A Trieste, città monumentale e vissuta, abbiamo sempre avuto a che fare con le piazze storiche, un patrimonio difficile da trattare perché implica, sovrintendenza a parte, una particolare sensibilità che sappia raccordare il presente col passato. Perché ogni intervento in una piazza storica, se collocato nel tempo in cui avviene e in ottemperanza ai modelli estetici del momento, è degno di un’assoluta cautela.

Rifare, restaurare, ri-progettare una piazza storica è frutto di un bel connubio: l’aspetto storico pre-esistente, le eventuali trasformazioni nel tempo, le possibili variazioni fra le capacità di fruizione di quel monumento da parte della gente, tenuto conto della loro sensibilità mutata. Infine, le sollecitazioni delle istituzioni, magari portate a indirizzare il progettista verso soluzioni urbanisticamente più consone ai tempi (esempio: variazioni del traffico).

Vediamo cosa è successo negli ultimi trent’anni a Trieste. Si è cominciato con la piazza delle Poste (ora Vittorio Veneto), una delle più belle piazze triestine, dominata da una fontana di grande plasticità, quella dei Tritoni progettata da Franz Schrantz nel 1898. Lì l’amministrazione preferì operare un sostanziale cambiamento, attribuendo l’onere all’architetto Boris Podrecca nel 1999. Il quale ritenne di non rispettare l’organizzazione precedente sotto forma di giardino e introdusse varianti totalmente innaturali, anche dal punto di vista funzionale (nessuna persona avrebbe mai potuto sedersi sopra scatoloni privi di ombra).

Passando a piazza Goldoni il discorso si complica. La vecchia piazza della Legna (a poco dal Ponte della Fabra) era un mercato all’aperto, un luogo di incontri e di commercio, e il progettista ha ritenuto di infrangere la sua unità storica, facendone un’area di scorrimento automobilistico la cui parte “conviviale” è risultata solo schiacciata dal cemento (del monumento taccio, per carità di giudizio).

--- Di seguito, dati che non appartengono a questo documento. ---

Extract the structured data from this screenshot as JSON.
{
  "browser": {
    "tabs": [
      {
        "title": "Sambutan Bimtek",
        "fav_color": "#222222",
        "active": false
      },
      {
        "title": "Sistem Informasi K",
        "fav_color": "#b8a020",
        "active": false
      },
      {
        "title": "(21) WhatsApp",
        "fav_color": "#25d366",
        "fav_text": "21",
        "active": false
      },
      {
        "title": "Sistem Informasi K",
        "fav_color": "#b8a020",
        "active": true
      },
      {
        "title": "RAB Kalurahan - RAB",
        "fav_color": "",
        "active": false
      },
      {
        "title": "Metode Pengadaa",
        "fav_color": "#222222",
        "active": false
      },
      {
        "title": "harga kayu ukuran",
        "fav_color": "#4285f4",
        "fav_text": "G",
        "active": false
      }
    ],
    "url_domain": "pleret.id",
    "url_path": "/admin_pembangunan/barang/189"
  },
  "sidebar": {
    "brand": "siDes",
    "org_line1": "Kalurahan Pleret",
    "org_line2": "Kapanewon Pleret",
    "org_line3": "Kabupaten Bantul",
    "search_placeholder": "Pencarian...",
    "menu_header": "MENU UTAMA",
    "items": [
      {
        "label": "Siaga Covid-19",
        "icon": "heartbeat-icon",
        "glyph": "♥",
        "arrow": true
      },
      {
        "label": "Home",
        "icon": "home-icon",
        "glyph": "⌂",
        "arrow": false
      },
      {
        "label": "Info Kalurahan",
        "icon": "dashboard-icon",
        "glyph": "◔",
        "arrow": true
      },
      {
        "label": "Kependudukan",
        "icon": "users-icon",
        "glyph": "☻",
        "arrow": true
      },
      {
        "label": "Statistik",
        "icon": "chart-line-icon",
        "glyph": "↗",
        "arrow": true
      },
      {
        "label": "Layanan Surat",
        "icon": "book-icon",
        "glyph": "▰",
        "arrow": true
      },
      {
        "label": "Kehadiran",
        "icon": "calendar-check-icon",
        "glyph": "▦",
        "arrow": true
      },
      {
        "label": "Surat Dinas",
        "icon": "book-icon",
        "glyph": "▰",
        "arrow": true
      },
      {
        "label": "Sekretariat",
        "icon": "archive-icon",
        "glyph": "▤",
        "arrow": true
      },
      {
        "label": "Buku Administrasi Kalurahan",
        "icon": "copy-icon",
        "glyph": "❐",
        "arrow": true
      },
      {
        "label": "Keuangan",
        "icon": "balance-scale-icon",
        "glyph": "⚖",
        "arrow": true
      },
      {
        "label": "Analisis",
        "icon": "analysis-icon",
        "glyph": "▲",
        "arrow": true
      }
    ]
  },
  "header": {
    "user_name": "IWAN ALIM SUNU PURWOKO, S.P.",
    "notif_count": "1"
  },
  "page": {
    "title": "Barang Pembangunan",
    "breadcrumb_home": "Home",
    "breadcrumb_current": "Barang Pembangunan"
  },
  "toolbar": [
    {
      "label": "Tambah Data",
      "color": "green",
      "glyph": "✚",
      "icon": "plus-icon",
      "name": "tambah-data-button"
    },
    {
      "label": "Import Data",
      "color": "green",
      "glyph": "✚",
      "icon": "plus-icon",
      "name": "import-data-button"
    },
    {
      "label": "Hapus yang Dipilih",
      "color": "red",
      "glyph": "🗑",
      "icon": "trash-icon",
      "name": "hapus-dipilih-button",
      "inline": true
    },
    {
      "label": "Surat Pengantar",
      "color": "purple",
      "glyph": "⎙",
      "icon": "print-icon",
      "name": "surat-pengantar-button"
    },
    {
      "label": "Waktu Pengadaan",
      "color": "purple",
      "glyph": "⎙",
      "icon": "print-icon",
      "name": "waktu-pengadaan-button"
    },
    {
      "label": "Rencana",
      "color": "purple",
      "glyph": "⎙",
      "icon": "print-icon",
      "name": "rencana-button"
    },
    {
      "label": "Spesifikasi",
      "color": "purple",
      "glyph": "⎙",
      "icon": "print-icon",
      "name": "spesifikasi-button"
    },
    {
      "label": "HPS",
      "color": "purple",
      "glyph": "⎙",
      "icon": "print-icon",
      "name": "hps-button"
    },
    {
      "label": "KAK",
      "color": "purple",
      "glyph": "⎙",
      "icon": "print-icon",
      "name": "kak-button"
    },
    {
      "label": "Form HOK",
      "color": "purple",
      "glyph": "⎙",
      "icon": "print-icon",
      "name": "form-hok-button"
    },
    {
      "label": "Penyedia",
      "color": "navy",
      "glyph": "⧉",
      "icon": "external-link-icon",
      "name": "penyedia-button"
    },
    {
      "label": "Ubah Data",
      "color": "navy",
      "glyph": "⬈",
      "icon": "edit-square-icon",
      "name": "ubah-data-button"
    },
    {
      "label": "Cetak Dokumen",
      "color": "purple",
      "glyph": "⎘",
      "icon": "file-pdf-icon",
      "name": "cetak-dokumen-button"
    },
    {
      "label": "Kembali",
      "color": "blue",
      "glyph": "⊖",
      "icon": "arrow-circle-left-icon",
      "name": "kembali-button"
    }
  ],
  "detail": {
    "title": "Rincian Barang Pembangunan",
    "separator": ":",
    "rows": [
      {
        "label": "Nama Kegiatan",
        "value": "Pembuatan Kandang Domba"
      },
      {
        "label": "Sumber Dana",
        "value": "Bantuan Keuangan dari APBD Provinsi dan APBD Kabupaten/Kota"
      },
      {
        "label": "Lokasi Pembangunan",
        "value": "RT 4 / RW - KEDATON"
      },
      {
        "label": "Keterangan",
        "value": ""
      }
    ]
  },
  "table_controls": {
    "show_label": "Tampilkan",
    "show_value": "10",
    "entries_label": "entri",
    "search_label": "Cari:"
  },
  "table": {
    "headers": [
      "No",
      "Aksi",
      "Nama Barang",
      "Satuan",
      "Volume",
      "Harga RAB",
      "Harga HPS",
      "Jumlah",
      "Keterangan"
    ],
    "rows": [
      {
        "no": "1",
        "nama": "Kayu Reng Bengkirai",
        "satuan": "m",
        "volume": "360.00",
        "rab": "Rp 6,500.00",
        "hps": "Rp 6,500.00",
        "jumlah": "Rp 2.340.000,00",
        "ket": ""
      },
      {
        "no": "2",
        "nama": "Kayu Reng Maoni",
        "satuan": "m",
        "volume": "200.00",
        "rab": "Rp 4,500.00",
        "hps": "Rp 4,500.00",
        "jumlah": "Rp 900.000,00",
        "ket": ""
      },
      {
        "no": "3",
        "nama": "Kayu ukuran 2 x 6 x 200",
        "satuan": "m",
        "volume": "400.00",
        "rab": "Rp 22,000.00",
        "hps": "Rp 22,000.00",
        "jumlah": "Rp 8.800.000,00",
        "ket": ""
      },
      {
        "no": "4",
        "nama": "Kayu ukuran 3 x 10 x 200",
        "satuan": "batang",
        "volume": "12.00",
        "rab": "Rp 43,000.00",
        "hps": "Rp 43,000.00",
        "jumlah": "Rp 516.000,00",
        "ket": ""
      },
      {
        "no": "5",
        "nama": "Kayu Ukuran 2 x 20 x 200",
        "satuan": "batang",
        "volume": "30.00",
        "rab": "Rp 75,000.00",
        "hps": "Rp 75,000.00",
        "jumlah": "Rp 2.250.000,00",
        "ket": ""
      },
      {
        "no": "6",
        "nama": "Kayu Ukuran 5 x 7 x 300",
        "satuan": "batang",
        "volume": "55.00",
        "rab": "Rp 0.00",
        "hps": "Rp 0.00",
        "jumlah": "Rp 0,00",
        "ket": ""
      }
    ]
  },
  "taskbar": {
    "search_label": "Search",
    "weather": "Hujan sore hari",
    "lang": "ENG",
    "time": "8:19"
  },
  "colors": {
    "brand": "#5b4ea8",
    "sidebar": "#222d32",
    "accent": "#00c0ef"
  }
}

Insomma, per restare a questi recenti esempi, diciamo che non abbiamo avuto fortuna a Trieste. Ed ora, ecco che ci troviamo di fronte a un terzo tentativo di intervento su un’altra tra le sue piazze più belle: l’ultimo tratto di Ponte Rosso. Sorvoliamo sulla vera mutilazione che questa città si è autoimposta negli anni Trenta, quando costruttori disonesti hanno pensato bene di coprire l’ultimo tratto del canale con il materiale asportato dal piccone risanatore in via Donota e dintorni. Un bel risparmio sui costi di trasporto… Ma veniamo a oggi.

Lì c’era il canale, certo; quel tratto su cui si riverberava la struttura neoclassica di Sant’Antonio, una vera icona di bellezza. E ora c’è un’area malandata, con al centro una piscina anni 50 di modesta fattura. Che fare? Quattro sono i progetti che il Comune ha presentato alla città, con la firma dell’arch. Maurizio Bradaschia, e a giorni sapremo quanto si terrà conto del parere già espresso dai cittadini sul web. A guardarli, questi progetti, sembrano molto simili (lasciamo perdere l’aggiunta di una scultura di Pomodoro che sta lì come attrazione inesistente) e hanno come elemento comune la ristrutturazione di un’area piana, con o senza alberelli striminziti.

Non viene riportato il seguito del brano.